Is Vanguard trying to buy iShares? If so, is it biting off more than it can chew?
The company isn't saying, but the Sunday Telegraph over the weekend reported Vanguard, one of the world's largest mutual fund companies, had made a $5 billion bid for Barclays' iShares, the biggest player in the exchange-traded fund market. The newspaper said Vanguard, which launched the first index fund in 1976, made the offer for the Barclays unit in recent weeks. Vanguard declined requests for comments on the report, which has been repeated widely.
If the report proves to be true, it would have serious ramifications for the ETF market and for Vanguard's culture. A deal would unite the first- and third-largest competitors in the ETF field. At the end of April, Barclays controlled 49% of the ETF market in the United States (where the market is more developed than in the United Kingdom), and Vanguard, which had ceded the ETF field to iShares earlier in the decade, had a little less than 10%, according to Morningstar fund flow data. Combined they would have about $312 billion, or nearly 60% of the US ETF market, based on April 2009 asset levels.
Such a merger could create anti-trust issues, according to Morningstar Director of ETF Analysis Scott Burns. The US ETF market could go from having three big providers--SPDRs, iShares, and Vanguard--to being dominated by two. Countering that concern is the fact that Vanguard has a history of reducing costs for investors and enhancing investors' experiences in every market they have entered, Burns said.
But the reputed deal also raises serious cultural and operational questions. The mutually-owned Vanguard operates at cost, so how would it come up with the money to make such a bid? What would making such an acquisition mean for expense ratios of the family's existing funds, some of which have seen increases this year due to shrinking asset bases caused by last year's severe market decline? The family, founded by mutual fund industry firebrand Jack Bogle in 1975, also is known for offering broadly diversified index and actively managed funds for rock-bottom fees, appealing to buy-and-hold investors, and for growing organically and responsibly. For the most part, Vanguard has avoided trendy or narrowly focused funds over the years.

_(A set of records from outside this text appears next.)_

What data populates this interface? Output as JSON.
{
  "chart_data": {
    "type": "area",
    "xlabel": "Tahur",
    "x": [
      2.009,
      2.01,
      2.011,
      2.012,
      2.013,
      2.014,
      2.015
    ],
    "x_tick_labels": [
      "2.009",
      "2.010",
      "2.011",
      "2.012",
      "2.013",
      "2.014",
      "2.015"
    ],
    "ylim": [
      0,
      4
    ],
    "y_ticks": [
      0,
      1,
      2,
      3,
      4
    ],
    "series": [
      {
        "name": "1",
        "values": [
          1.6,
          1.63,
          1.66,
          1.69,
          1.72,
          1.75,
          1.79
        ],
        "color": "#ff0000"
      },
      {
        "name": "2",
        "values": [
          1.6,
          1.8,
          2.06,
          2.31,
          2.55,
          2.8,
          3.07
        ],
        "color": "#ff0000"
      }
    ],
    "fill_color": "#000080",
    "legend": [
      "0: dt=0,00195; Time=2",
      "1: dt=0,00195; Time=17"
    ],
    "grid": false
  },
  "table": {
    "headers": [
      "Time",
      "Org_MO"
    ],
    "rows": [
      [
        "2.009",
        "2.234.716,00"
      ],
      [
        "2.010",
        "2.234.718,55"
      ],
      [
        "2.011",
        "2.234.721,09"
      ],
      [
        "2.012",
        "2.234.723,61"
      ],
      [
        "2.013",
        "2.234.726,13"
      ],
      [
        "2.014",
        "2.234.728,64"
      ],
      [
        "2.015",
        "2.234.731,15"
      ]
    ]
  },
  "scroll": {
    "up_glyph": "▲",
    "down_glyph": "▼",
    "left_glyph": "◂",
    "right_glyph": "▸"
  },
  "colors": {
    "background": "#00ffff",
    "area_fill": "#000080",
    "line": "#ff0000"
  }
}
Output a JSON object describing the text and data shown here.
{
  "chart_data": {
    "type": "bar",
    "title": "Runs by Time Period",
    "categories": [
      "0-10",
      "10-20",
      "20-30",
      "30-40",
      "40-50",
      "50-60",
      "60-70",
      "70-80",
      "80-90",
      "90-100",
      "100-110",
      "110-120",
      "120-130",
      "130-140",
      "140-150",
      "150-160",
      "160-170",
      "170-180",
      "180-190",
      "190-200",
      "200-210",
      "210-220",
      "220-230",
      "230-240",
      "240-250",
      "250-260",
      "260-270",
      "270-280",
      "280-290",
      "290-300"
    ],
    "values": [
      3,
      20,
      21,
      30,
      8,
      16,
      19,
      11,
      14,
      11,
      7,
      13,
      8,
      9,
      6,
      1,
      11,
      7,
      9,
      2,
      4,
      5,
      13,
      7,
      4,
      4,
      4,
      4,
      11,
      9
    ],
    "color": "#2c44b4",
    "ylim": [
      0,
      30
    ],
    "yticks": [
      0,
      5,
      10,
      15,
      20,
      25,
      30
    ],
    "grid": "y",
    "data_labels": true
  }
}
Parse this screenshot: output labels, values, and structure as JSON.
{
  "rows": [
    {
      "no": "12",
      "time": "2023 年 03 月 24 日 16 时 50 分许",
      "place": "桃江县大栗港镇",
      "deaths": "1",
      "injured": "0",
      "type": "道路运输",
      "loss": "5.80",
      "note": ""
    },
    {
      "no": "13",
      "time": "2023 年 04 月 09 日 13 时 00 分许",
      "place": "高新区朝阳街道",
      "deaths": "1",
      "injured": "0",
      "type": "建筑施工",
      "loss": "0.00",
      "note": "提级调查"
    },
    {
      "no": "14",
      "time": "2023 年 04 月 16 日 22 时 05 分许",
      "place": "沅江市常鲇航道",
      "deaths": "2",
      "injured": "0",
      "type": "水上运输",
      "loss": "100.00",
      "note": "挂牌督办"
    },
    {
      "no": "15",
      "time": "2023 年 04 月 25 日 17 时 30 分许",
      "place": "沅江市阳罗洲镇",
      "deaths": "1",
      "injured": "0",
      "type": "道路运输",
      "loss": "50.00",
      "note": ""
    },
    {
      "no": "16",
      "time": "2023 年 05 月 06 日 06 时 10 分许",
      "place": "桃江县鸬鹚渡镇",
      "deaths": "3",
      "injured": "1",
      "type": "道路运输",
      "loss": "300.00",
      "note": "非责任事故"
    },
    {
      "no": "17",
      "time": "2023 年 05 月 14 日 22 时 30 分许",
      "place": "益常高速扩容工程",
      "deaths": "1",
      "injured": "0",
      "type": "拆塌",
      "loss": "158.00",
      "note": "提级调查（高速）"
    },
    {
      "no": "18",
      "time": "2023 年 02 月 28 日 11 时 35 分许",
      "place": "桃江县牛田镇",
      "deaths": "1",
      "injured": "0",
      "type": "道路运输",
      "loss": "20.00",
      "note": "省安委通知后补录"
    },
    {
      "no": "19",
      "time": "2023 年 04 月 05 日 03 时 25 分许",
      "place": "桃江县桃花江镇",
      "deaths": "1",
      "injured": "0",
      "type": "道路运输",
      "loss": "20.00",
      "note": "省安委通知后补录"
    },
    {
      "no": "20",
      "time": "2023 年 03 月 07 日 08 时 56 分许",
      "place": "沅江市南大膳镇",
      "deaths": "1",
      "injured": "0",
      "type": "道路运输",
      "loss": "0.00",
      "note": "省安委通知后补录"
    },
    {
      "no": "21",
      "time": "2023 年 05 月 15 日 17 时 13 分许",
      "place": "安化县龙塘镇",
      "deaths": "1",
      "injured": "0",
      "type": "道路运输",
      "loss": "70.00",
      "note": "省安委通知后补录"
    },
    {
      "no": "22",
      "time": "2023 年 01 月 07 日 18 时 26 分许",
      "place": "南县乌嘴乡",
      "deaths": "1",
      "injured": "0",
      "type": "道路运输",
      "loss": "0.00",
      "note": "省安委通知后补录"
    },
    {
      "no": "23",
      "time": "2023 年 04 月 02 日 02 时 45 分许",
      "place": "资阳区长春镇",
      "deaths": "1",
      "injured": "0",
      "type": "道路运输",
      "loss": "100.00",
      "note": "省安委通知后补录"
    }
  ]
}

Barclays' iShares offers many more narrowly defined ETFs than Vanguard, including single country and commodity ETFs, and has launched most of its 180 funds in the past nine years. IShares' ETFs have more appeal for more active traders than Vanguard's and typically are more expensive. The iShares Emerging Market fund, however, has nearly 10 times the trading volume of the Vanguard ETF, thanks in large part to the fact that it hit the market first.
It's not clear how the two cultures would meld. A grab for market share like this also would be the biggest break to date with some of the principles of Vanguard founder Bogle, who has long stressed that money managers should eschew asset gathering for asset gathering's sake. Rather he has long argued firms should "sell what they make" instead of "make what they sell." Bogle also was never a fan of Vanguard's decision to launch ETFs in the first place. Most investors shoot themselves in the foot with ETFs by trading too much and incurring transaction costs, he has argued. Indeed Bogle has likened ETFs to "beautiful shotguns" that are great for hunting, but also good for inflicting harm.
On the other hand, purchasing iShares would immediately make Vanguard a leader in the growing market for advisers who use ETFs in client portfolios. The family, which is dominant in the no-load mutual fund market, has been trying to make inroads with advisers in recent years, but the going has been slow. It also could bring lower fees and a more shareholder-friendly structure to iShares, while potentially increasing the trading volume and liquidity of its own ETFs. This could improve the overall experience of a huge swath of ETF investors.
Barclays agreed in April to sell iShares to private equity firm CVC Capital Partners for $4.4 billion. The deal, however, allows the bank to entertain other offers for the ETF family or other related businesses until June 18. In recent weeks, it's been widely reported that Barclays also is considering selling in one deal all of its Barclays Global Investors asset management business, which includes iShares.
Vanguard has been mentioned in previous news reports as a potential bidder, but this is the first time a dollar figure has been attached to the scuttlebutt.